The proposed multilayer perception artificial neural network (MLPANN) technique is further compared with MK-ELM using the NSL-KDD benchmark dataset, taking a section of 14,000 sample records with three hidden layers, as shown below in Table 11. The average detection accuracy of the proposed technique is 98.4% using 111,110 samples which is more effective than MK-ELM with 14,000 samples with an average detection accuracy of 98.34%.

The validation of the result can also be confirmed by comparing the previous works as stated theoretically and graphically. The multilayer perception artificial neural network (MLPANN) effectively detects and classifies multiple attacks using public datasets, including UNSW-NB, WSN-DS, and NSL-KDD, as a benchmark for performance evaluation. By combining a tree based on the Parzen estimation (PTE) with hyperparameter and Bayesian optimization (BO) techniques, we are able to better classify the machine learning models for the proposed scheme on the benchmark dataset as shown in Table 12. Every single machine learning task uses hyperparameters to fine-tune the aforementioned parameters and get optimal results. Hyperparameter optimization (HPO) accomplishes both of these goals with less manual labor and better results from machine learning [77].
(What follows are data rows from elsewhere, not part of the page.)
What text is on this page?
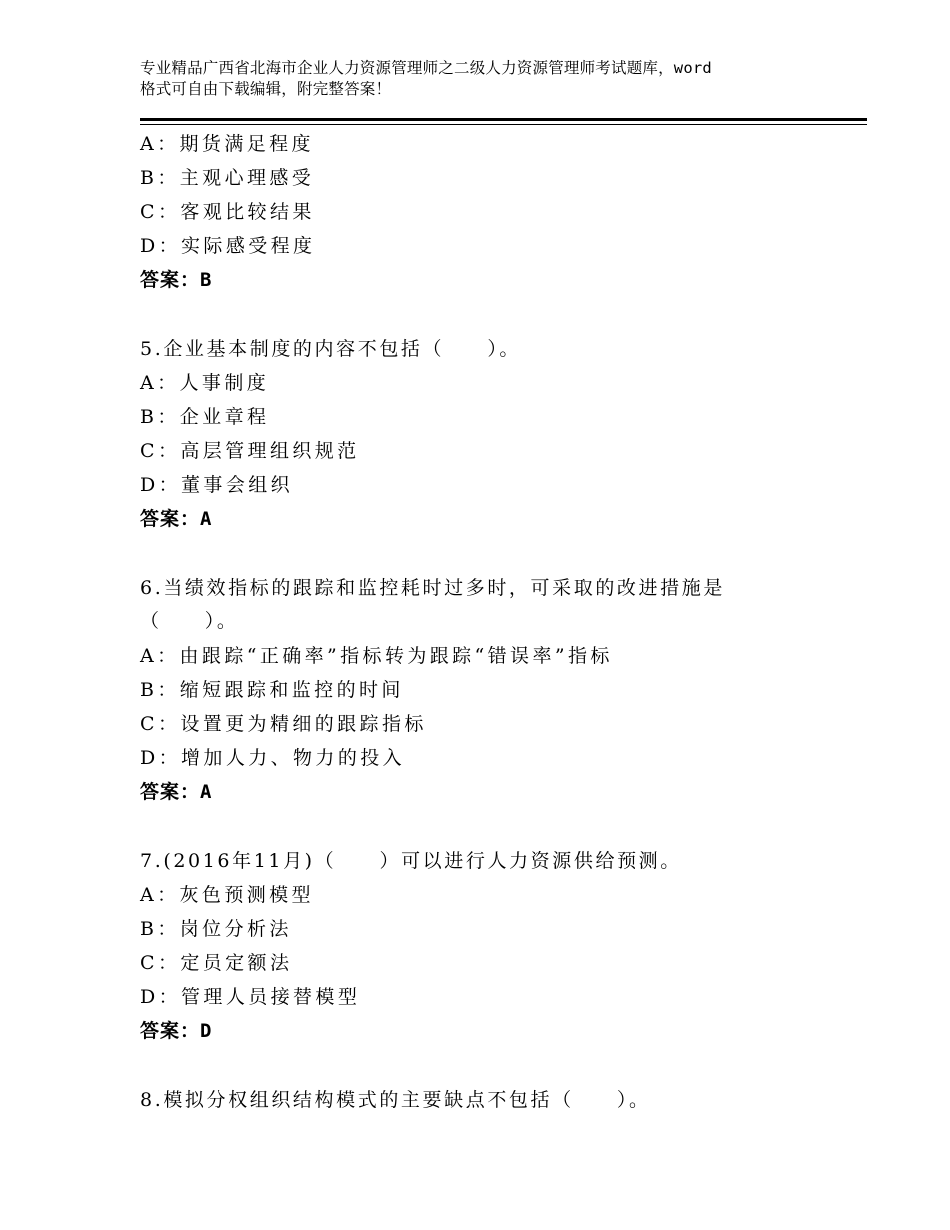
专业精品广西省北海市企业人力资源管理师之二级人力资源管理师考试题库，word
格式可自由下载编辑，附完整答案！
A：期货满足程度
B：主观心理感受
C：客观比较结果
D：实际感受程度
答案：B
5.企业基本制度的内容不包括（　　）。
A：人事制度
B：企业章程
C：高层管理组织规范
D：董事会组织
答案：A
6.当绩效指标的跟踪和监控耗时过多时，可采取的改进措施是
（　　）。
A：由跟踪“正确率”指标转为跟踪“错误率”指标
B：缩短跟踪和监控的时间
C：设置更为精细的跟踪指标
D：增加人力、物力的投入
答案：A
7.(2016年11月)（　　）可以进行人力资源供给预测。
A：灰色预测模型
B：岗位分析法
C：定员定额法
D：管理人员接替模型
答案：D
8.模拟分权组织结构模式的主要缺点不包括（　　）。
The MLPANN technique also achieves better detection accuracy of 99.62% using the WSN-DS benchmark dataset. The proposed scheme is effective for the localization and detection of different classes of attacks, approving that the proposed system has optimal average detection for multiple suspicious nodes. The novelty of this work is that it is effective in the detection and localization of various attacks. The proposed scheme is innovative for its ability to scale in both security and performance for optimal area coverage in wireless sensor networks with a hierarchical architecture and both heterogeneous and homogeneous sensor nodes.

6. Conclusion and Remarks

In this work, we proposed a multilayer perceptron artificial neural network (MLPANN) for detecting and localizing multiple attacks in WSNs. The proposed scheme achieved an average detection accuracy of 100%, 99.65%, 98.95%, and 99.83% for the various malicious nodes using UNSW-NB, WSN-DS, NSL-KDD, and CICIDS2018 benchmark datasets, respectively. The optimized localization approach is more effective and performs more significantly by 20% than the distance vector hop technique, with average localization accuracy of 99.12% using 160 beacon nodes. The validation of the proposed method is confirmed with the previous studies using the ANN classification technique using Python, IBM SPSS, and WEKA toolboxes for data processing and MATLAB R2021a for network planning and simulation. The datasets are used to evaluate the proposed system for detecting and localization accuracy of different attacks. The effectiveness of the proposed scheme is assessed using detection rate, ROC, false-positive rate, a lifetime of the network, residual energy, and the area under the curve metrics. The beacon, sensor, and malicious nodes were used hierarchically to simulate the target field. It is recommended to enhance further the detection and localization of accuracy of malicious nodes using different approaches in WSNs. We will extend this work with various attack classes and methods. The results show that performance and security of the proposed scheme are applicable for scalable and large network coverage in wireless sensor networks with heterogeneous and homogenous sensors for ensuring quality of services and availably. The proposed scheme will be examined in the future using other network planning and tools with different public datasets as benchmarks for detecting and localization attacks in WSNs.

Data Availability

The underlying dataset used to generate the results presented in this article is available upon request to the corresponding author.

Conflicts of Interest

The authors declare that there is no competing interest in this work.